Domingo XXVII del Tiempo Ordinario

     Hoy es el domingo vigésimo séptimo del tiempo ordinario.

     La liturgia de este domingo nos habla del matrimonio. No es ésta una página fácil, cuando tantos matrimonios andan a la deriva y el tema de las parejas de hecho o de los compañeros sentimentales ocupan la atención permanente de los medios de comunicación social. No es fácil hablar, pero hay que hacerlo con delicadeza y con firmeza.

     Y hay que hacerlo porque el matrimonio es una pieza esencial en el planteamiento que los cristianos hagamos de la vida: algo que reclama tratar las cosas con seriedad y de acuerdo al plan de Dios.

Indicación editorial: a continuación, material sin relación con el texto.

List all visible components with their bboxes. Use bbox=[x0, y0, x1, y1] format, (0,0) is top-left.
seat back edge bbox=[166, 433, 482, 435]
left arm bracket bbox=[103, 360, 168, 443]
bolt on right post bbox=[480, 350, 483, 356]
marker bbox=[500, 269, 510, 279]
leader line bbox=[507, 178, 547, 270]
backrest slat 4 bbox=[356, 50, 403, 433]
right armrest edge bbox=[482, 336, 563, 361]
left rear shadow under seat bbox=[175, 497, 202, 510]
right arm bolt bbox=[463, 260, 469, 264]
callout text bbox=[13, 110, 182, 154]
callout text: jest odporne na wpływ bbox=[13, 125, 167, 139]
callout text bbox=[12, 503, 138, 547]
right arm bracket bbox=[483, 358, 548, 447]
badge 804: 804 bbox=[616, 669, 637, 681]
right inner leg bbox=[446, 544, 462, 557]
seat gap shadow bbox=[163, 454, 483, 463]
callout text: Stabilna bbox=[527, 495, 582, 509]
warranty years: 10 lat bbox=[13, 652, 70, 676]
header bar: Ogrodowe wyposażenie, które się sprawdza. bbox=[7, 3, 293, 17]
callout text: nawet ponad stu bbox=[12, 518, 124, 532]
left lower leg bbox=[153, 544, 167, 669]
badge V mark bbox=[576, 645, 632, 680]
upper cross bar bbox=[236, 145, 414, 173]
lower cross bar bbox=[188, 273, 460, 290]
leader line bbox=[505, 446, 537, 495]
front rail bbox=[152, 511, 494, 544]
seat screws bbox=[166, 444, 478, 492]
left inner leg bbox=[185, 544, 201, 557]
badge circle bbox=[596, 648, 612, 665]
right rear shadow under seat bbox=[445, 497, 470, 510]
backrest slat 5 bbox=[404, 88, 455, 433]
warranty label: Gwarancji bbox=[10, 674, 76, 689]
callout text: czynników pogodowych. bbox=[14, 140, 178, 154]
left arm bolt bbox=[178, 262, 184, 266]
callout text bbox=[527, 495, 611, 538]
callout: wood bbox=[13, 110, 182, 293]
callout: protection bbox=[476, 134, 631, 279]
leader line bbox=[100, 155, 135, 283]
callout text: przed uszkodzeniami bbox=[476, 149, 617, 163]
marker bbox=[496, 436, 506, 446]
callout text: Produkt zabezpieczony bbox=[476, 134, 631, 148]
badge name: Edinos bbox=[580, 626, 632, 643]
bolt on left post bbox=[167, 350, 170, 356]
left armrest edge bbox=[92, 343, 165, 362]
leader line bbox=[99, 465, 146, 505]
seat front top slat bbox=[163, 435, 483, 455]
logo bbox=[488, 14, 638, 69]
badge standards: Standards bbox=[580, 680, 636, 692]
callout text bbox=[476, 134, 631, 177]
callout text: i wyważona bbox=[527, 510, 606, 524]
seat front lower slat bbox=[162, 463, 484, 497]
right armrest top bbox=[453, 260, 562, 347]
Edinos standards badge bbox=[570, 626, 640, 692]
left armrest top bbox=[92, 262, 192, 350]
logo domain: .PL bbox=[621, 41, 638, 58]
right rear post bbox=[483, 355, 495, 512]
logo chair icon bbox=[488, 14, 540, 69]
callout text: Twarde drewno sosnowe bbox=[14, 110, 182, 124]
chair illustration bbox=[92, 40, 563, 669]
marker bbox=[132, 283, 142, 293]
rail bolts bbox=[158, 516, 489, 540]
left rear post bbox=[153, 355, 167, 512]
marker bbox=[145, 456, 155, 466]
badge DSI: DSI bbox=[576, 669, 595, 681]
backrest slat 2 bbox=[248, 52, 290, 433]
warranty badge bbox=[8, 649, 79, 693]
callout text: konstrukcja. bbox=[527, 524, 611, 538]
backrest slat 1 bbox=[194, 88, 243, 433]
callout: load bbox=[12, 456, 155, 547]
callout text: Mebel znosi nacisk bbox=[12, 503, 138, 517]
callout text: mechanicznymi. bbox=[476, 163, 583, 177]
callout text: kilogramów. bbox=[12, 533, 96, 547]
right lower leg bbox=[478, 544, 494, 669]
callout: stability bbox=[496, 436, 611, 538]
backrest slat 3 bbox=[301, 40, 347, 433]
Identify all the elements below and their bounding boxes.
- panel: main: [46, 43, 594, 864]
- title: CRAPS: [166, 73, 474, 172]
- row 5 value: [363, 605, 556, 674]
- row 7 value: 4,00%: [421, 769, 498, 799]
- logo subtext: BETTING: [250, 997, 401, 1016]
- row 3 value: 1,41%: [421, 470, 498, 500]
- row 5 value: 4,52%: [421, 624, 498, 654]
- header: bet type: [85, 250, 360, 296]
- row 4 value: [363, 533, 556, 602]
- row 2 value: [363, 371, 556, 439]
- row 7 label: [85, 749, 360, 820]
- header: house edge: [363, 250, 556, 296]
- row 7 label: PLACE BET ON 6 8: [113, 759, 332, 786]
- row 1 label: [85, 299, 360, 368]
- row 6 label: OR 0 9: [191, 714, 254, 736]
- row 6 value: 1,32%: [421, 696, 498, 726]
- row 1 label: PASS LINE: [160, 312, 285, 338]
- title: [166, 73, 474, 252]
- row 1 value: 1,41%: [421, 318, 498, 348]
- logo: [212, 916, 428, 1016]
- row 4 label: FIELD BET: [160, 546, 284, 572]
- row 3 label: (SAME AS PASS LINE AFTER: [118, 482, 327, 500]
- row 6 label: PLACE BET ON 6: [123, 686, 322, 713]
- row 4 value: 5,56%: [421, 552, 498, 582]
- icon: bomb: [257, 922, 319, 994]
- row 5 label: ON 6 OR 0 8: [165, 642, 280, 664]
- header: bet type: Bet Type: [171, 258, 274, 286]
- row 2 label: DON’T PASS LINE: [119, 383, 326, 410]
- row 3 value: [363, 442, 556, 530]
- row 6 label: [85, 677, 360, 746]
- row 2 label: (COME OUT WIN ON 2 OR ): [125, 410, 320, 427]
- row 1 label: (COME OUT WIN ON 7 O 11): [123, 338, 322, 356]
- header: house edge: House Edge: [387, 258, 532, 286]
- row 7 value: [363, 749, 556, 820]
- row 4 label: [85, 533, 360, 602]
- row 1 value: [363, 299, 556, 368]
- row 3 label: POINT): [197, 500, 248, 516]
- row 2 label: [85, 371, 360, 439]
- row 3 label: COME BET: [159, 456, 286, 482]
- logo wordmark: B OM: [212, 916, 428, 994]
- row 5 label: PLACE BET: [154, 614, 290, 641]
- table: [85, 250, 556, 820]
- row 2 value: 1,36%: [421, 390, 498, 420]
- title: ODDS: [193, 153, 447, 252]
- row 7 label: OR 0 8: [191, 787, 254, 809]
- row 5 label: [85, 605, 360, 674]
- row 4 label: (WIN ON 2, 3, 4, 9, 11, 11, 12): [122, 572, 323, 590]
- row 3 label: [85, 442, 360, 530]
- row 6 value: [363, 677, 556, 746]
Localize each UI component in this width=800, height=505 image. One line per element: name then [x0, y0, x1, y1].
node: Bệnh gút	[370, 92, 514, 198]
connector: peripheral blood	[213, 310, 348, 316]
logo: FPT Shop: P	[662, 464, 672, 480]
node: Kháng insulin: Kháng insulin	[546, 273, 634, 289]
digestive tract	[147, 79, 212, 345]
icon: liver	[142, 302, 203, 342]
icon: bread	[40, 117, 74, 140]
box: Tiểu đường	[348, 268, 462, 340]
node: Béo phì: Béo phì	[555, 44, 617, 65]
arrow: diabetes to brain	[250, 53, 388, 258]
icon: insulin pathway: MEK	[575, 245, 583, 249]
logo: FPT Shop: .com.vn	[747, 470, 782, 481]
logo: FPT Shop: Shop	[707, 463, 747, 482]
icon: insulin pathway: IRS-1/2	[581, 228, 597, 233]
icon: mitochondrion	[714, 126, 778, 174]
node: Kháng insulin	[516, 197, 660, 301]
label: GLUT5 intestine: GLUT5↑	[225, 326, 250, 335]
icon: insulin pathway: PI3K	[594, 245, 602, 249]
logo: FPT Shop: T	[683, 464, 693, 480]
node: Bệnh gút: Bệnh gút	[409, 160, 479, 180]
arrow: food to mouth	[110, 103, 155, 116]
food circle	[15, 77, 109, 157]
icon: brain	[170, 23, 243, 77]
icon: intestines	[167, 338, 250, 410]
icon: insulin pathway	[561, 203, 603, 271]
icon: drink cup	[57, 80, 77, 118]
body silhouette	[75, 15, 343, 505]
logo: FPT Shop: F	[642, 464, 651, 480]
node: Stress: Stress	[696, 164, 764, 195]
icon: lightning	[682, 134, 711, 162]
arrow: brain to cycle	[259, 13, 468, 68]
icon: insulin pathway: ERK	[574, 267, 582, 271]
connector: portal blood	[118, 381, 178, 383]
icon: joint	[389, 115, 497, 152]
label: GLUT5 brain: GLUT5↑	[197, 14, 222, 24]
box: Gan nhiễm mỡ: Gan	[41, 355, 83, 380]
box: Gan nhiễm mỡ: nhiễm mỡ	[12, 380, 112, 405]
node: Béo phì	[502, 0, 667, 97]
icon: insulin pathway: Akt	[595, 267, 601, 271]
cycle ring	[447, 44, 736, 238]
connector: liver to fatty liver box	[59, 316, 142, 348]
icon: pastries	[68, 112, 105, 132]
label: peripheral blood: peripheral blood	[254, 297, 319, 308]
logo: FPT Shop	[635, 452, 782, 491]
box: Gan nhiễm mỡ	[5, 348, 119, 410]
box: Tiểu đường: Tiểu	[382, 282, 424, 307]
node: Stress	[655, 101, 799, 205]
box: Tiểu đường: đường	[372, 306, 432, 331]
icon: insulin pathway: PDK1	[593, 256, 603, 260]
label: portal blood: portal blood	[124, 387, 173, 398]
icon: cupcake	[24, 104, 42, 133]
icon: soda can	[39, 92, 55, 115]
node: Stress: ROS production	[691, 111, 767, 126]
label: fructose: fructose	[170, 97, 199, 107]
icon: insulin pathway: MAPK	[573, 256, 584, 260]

Y el plan de Dios no es siempre el nuestro, nos dice de una manera repetida el Evangelio. “Al principio no fue así” significa que hay que volver al origen, al proyecto de Dios y ahondar en él y redescubrir el sentido de la fidelidad al don que Dios les hace a los que se casan.

    Pedimos en la Eucaristía que los que están próximos a casarse acierten a  prepararse para ese don y que la sociedad favorezca ese crecimiento y esa educación. Que todos sepamos crecer en fidelidad. Algo que no es fácil, como no es fácil ser justos, ni equilibrados, ni solidarios.